I am reading a book that claims (without proof) that the curvature of a function $f(x)$ along a direction $p$ is obtained by projecting the product of the Hessian $H$ and $p$ onto the direction $p$ i.e.
$$ p^T H p $$
I'd like to understand why.
I am reading a book that claims (without proof) that the curvature of a function $f(x)$ along a direction $p$ is obtained by projecting the product of the Hessian $H$ and $p$ onto the direction $p$ i.e.
$$ p^T H p $$
I'd like to understand why.
Recall the idea of extrinsic scalar curvature for plane curves. A smaller circle means tighter turns (if you're go-karting around it, say), so we define the curvature of a circle to be inversely proportional to its radius, indeed just the reciprocal $1/r$. For a unit-parametrized circle, this means the curvature will be the angular speed, in other words $\mathrm{d}\theta/\mathrm{d}s$ where $\theta$ is the angle the unit tangent $\mathbf{T}(s)$ makes with any chosen direction and $s$ is the natural arclength parameter. But $|\mathrm{d}\theta/\mathrm{d}s|=\|\mathrm{d}\mathbf{T}/\mathrm{d}s\|$, so for general curves we can use $\|\mathrm{d}\mathbf{T}/\mathrm{d}s\|$ as a definition of (unsigned) curvature. This will equal the curvature $1/r$ of the oscillating circle of radius $r$. A given orientation on space is what allows us the $\theta$ coordinate, in which case we can define signed curvature which is positive or negative depending on concavity (whether $\mathbf{T}$ is turning clockwise or counter).
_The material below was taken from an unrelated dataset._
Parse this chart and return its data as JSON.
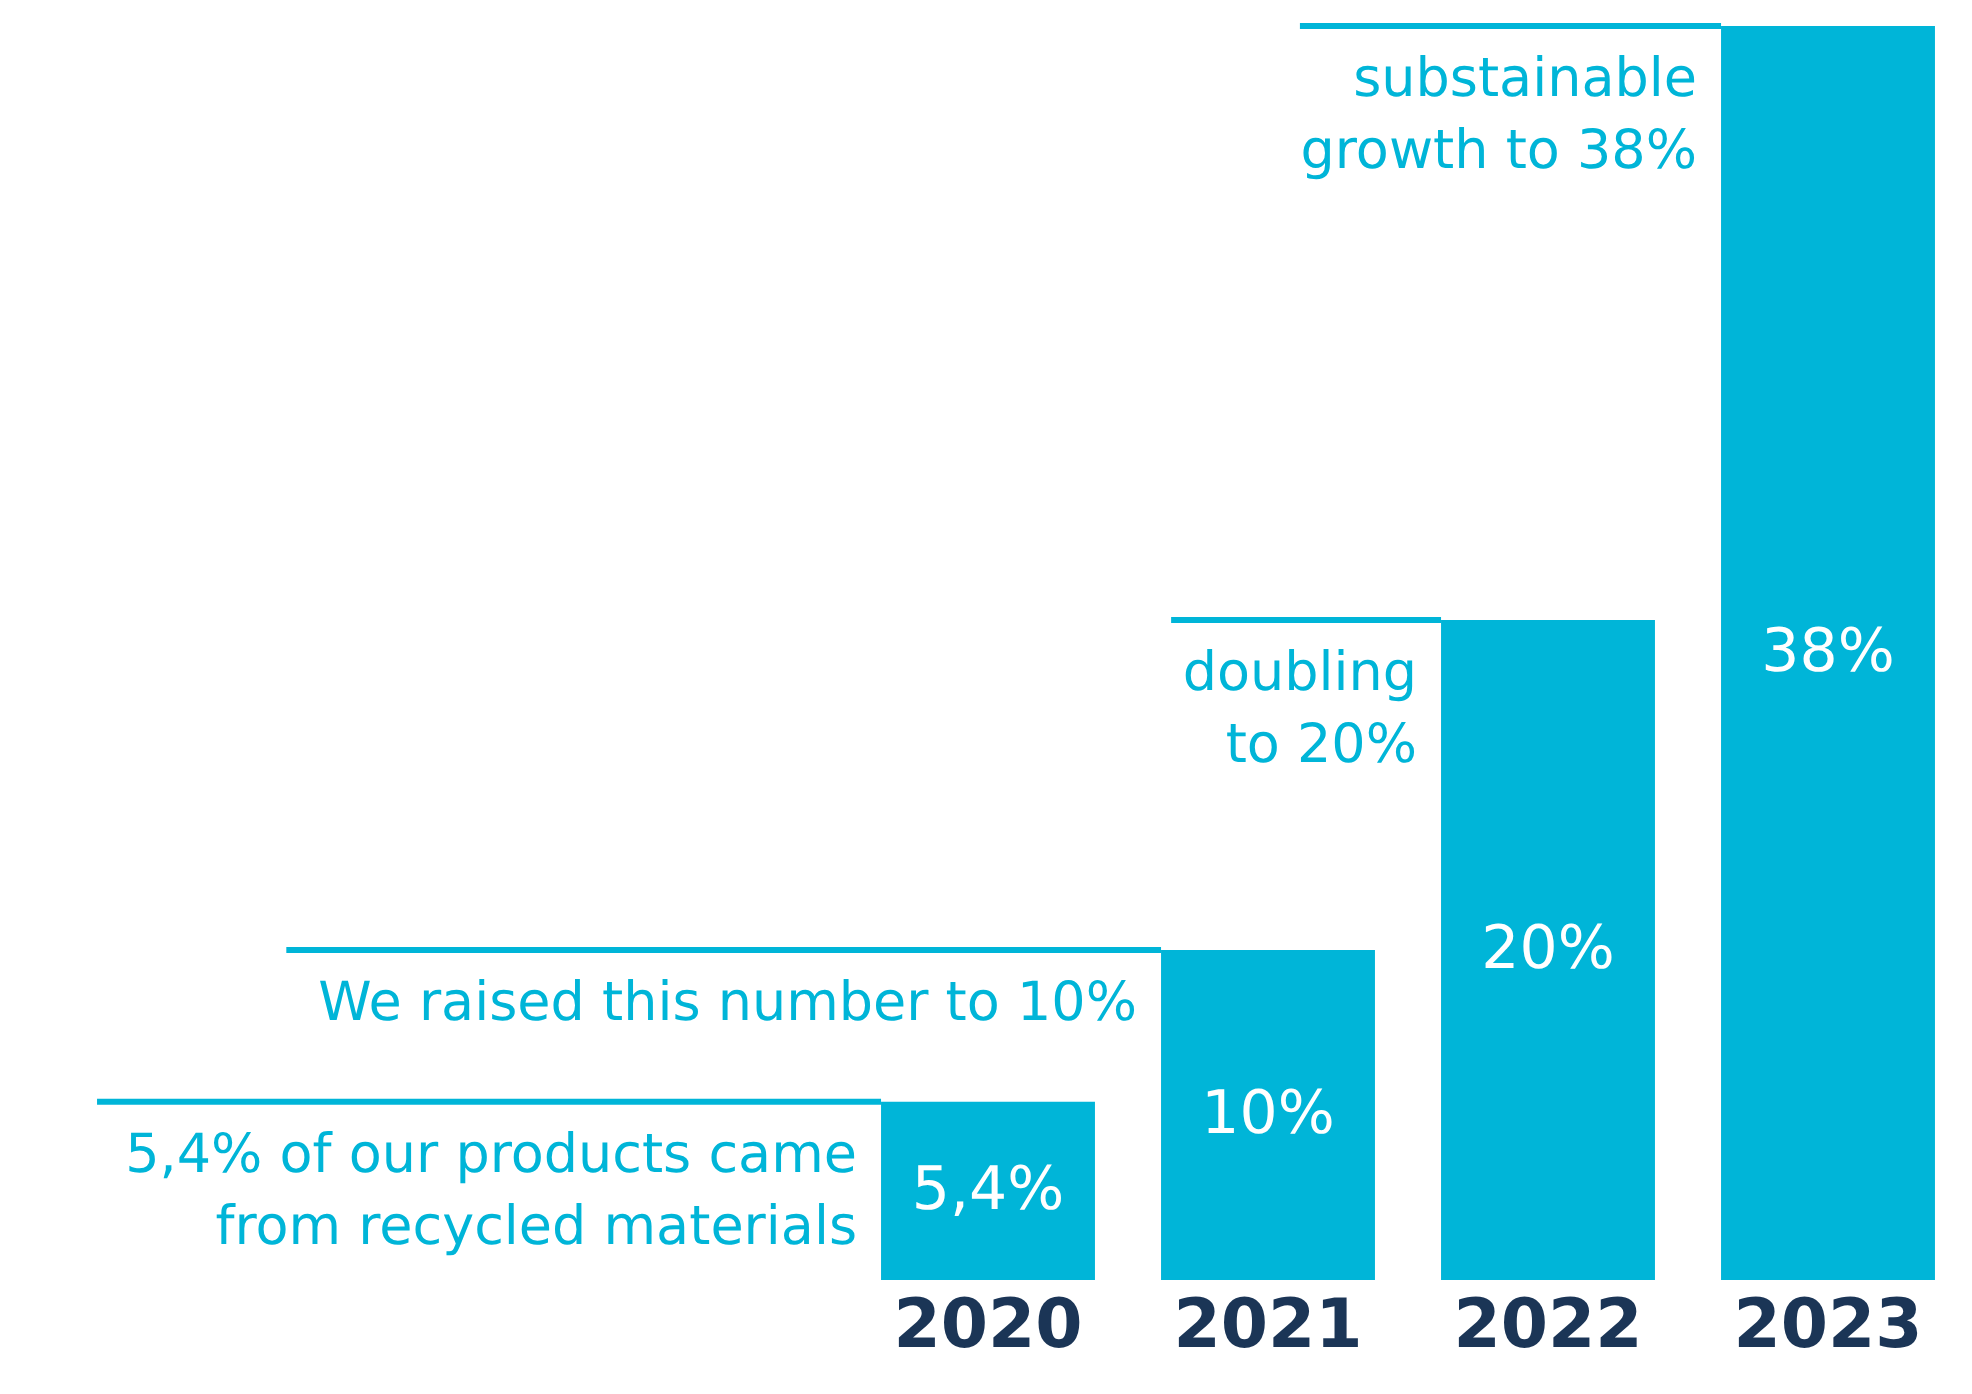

For the graph $y=f(x)$ of a one-variable function $f$, the (signed) curvature is
$$ \kappa = \frac{f''}{(1+(f')^2)^{3/2}}. \tag{$\ast$}$$
This is all is discussed in the first four subsections of the "plane curves" section of WP's curvature article, and there are plenty of derivations around (or it would make a good exercise).
If we consider the graph $y=f(\mathbf{x})$ of a multivariable scalar function $f$, we can restrict ourselves to a 2D cross section which intersects the domain perpendicularly. If we think about the "direction" of $\mathbf{p}$ from a particular point $\mathbf{x}$ in the domain, we can define the one-variable function $g(t)=f(\mathbf{x}+t\mathbf{p})$; this graph will be the 2D cross section of the graph of $y=f(\mathbf{x})$. If we apply $(\ast)$ to $g(t)$ we get extrinsic scalar curvature
$$ \kappa=\frac{\mathbf{p}^T(Hf)\mathbf{p}}{(1+(\mathbf{p}^T\nabla f)^2)^{3/2}} $$
At a critical point $\mathbf{x}$ where $\nabla f(\mathbf{x})=0$, or in a direction $\mathbf{p}$ orthogonal to the gradient $\nabla f(\mathbf{x})$, then this simplifies to $\kappa=\mathbf{p}^T(Hf)\mathbf{p}$. Just as the gradient $\nabla f(\mathbf{x})$ encodes the magnitude and direction of the maximized directional derivative of $f$, the Hessian's $Hf$ eigenvectors and eigenvalues encode the directions and scalar values of its principal curvatures at a critical point. To generalize to other points we need to normalize $Hf$ with $\nabla f$ somehow; the second fundamental form is $\mathrm{I\!I}=Hf/\|\nabla f\|$ (interpreted as a local bilinear form varying with $\mathbf{x}$) and usual principal curvatures are defined WRT $\mathrm{I\!I}$.